De retour d’un lunch avec mes collègues, qui voulaient souligner mon départ prochain, j’apprends que j’ai reçu un appel du chef de la direction financière de Neptune dans lequel il me demandait d’appeler la Bourse et de faire arrêter les transactions en raison de l’explosion de l’usine. La chose paraissait tellement invraisemblable qu’on se demandait s’il s’agissait d’une blague qu’on me faisait en tant que nouvelle recrue…! Mais non !

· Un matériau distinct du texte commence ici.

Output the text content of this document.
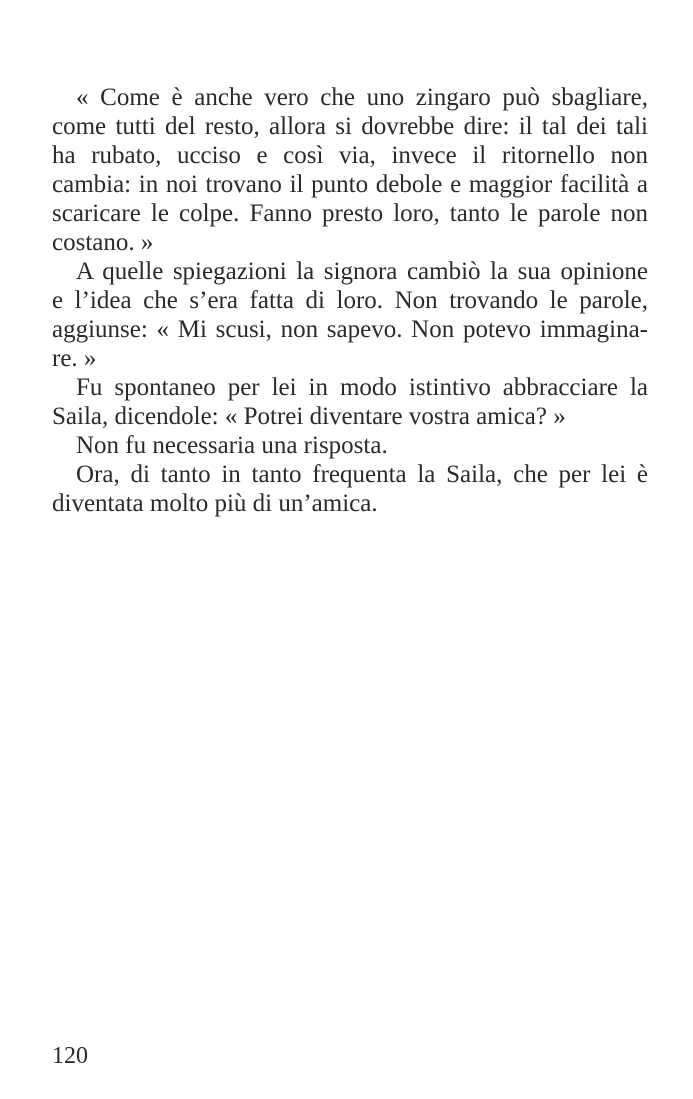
« Come è anche vero che uno zingaro può sbagliare,
come tutti del resto, allora si dovrebbe dire: il tal dei tali
ha rubato, ucciso e così via, invece il ritornello non
cambia: in noi trovano il punto debole e maggior facilità a
scaricare le colpe. Fanno presto loro, tanto le parole non
costano. »
A quelle spiegazioni la signora cambiò la sua opinione
e l’idea che s’era fatta di loro. Non trovando le parole,
aggiunse: « Mi scusi, non sapevo. Non potevo immagina-
re. »
Fu spontaneo per lei in modo istintivo abbracciare la
Saila, dicendole: « Potrei diventare vostra amica? »
Non fu necessaria una risposta.
Ora, di tanto in tanto frequenta la Saila, che per lei è
diventata molto più di un’amica.
120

J’ai donc effectivement, après avoir confirmé les choses, appelé la Bourse et offert mon aide à la compagnie. Le lendemain de l’explosion de l’usine, le plus grave accident industriel des 25 dernières années au Québec, l’accident faisait la une de La Presse. Compte tenu des circonstances, j’ai écourté les choses au cabinet et me suis présenté chez Neptune une semaine plus tôt que prévu.
Le défi comportait plusieurs facettes à dimension très humaine : il me fallait non seulement créer ma place au sein de la société et ajuster mon rôle à celui d’un avocat en entreprise, mais aussi accompagner l’entreprise dans sa phase de reconstruction et de relance tout en faisant face à des changements organisationnels profonds. Entre la participation au nouveau plan d’affaires et la gestion des réclamations d’assurances et risques de poursuite, j’ai joint l’équipe de direction et occupé les fonctions de secrétaire du conseil et de ses comités pendant cette importante phase de transition.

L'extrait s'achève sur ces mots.